In lobbying for this designation, traditional Hispanic and tribal communities, hunters, anglers, hikers and other outdoors lovers came together in an effort that lasted decades. A big push came from the business community, which still celebrates the positive economic impact the Río Grande del Norte has had on such towns as Taos and Questa. Since receiving monument status, average annual visits have been over 180,000 people.

The outdoors is beautiful, yes. But it is also good business.

Now, with President Donald Trump seeking to strip protections from public lands and Interior Secretary Ryan Zinke unpersuaded about the worth of monuments, national parks and the like, supporters of the Río Grande del Norte National Monument want everyone to realize they are just as determined now to protect this wild land.

In Taos, community members celebrated by discussing how local businesses can be leaders in protecting the environment. A group of partners even took out a full-page ad in our sister newspaper, The Taos News, and will be releasing an infographic that explains the ways the monument benefits Northern New Mexico.

Volunteers from the Río Grande del Norte National Monument Coalition, along with the U.S. Bureau of Land Management, held a service project last weekend at the Orilla Verde Recreation Area inside the monument. More than 35 volunteers removed overgrown vegetation and helped save cottonwoods from beaver damage. Protecting public lands is not simply a designation; it continues in perpetuity. This is our nation’s collective heritage.

It’s important to remind everyone — especially the bureaucrats in Washington, D.C. — how essential public lands are to the health and wealth of the West. Interior Secretary Ryan Zinke, after reviewing a group of monuments, recommended amending the Río Grande del Norte National Monument proclamation to prioritize “public access; infrastructure upgrades, repair, and maintenance; traditional use; tribal cultural use; and hunting and fishing rights.”

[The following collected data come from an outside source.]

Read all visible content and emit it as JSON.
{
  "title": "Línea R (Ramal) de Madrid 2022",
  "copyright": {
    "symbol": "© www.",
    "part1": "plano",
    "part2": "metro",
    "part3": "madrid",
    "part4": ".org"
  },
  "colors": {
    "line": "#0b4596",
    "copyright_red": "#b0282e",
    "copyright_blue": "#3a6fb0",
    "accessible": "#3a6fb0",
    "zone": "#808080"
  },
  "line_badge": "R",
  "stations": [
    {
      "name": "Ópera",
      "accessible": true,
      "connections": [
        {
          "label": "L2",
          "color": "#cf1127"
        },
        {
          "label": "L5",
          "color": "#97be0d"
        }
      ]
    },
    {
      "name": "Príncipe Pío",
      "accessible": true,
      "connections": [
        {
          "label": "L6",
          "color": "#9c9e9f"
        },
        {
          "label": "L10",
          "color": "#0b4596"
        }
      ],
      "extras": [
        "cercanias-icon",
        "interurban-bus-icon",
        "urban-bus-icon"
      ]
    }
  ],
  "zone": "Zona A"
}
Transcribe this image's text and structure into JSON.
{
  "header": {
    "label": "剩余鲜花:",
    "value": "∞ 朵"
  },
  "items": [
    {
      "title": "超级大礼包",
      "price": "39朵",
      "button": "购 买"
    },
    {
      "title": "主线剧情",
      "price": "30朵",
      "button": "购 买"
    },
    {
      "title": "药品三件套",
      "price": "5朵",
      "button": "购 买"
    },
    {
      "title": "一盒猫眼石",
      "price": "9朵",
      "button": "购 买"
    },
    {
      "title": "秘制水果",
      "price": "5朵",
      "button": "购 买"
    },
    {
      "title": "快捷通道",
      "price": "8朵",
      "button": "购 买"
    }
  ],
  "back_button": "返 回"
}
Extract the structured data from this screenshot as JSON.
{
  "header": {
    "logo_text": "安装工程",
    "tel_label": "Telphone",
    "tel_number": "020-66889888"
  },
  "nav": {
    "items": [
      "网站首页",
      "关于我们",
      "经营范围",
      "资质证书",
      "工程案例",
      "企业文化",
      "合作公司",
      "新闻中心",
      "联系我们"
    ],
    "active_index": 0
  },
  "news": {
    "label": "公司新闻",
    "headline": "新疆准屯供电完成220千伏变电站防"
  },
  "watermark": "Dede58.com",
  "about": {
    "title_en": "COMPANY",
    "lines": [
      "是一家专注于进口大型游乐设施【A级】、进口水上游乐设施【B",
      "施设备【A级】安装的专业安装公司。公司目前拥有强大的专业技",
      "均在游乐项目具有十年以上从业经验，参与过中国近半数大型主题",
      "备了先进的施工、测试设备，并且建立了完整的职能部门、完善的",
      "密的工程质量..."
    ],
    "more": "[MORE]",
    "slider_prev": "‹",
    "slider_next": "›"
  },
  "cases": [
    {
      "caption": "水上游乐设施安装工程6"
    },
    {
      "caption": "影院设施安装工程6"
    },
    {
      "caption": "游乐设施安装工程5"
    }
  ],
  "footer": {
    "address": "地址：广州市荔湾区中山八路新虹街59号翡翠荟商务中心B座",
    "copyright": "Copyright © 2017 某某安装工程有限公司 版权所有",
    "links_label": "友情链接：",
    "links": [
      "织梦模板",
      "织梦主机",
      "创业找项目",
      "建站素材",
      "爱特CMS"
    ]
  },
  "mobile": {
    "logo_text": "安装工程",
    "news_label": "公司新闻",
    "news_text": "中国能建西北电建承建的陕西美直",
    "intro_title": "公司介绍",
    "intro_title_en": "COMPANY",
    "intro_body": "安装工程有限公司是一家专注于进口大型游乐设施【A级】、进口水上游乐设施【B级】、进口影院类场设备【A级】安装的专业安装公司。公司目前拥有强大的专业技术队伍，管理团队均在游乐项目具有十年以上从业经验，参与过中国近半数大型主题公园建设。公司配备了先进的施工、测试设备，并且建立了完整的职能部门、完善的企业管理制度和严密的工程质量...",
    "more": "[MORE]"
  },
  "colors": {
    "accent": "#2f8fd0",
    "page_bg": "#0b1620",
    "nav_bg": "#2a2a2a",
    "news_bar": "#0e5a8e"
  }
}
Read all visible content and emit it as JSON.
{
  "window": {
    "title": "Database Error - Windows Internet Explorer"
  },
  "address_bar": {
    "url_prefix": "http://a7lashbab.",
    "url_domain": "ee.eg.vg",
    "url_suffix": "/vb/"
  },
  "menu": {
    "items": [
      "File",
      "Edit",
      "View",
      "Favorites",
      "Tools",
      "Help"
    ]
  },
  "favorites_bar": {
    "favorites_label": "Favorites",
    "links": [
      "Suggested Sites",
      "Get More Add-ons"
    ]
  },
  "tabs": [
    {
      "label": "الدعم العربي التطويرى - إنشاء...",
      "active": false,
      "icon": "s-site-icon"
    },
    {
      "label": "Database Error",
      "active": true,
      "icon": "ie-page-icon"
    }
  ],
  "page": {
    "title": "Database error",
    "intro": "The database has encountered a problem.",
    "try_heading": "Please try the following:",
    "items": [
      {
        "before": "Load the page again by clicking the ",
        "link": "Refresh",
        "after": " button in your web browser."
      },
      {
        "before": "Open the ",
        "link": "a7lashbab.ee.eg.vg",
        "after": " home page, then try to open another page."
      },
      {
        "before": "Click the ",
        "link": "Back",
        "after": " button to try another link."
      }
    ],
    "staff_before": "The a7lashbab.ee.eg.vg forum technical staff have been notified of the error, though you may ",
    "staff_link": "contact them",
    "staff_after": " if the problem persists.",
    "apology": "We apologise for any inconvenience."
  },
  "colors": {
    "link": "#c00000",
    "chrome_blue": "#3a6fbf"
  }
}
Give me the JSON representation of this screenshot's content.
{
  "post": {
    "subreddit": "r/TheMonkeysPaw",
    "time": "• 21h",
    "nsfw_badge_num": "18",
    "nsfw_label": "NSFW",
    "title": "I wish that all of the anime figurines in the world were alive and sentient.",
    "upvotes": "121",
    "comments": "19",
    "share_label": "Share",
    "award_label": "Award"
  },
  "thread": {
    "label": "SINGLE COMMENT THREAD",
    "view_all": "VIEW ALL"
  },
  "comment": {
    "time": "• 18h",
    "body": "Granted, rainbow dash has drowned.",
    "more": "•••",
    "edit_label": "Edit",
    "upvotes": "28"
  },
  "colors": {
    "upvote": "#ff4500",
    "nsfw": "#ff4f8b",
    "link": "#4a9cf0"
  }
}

However, that shows Zinke is uninformed about the monument’s establishing proclamation. Obama’s work on creating the monument ensures access for ranching, hunting and fishing. Native American traditional uses can continue. Zinke’s amendment likely is a not-so-subtle way to open the area to energy development, to bring in ranching where it did not exist historically and to establish other uses — for profits, not for the people — that would alter the monument’s character.

Both New Mexico senators, Tom Udall and Martin Heinrich, stepped up to write White House Chief of Staff John Kelly to outline inaccuracies in Zinke’s recommendation, including mistakes about the nature of roads and grazing accesses. Citizens and must urge Trump to ignore Zinke and keep protections for our monument intact.

The Río Grande del Norte National Monument has been successful for the land, wildlife, people and businesses of Northern New Mexico. Residents want to see it continue to flourish. For that to happen, Washington must stop interfering and leave the monument alone. That’s what the people want at the local level, where community support remains strong and sustained.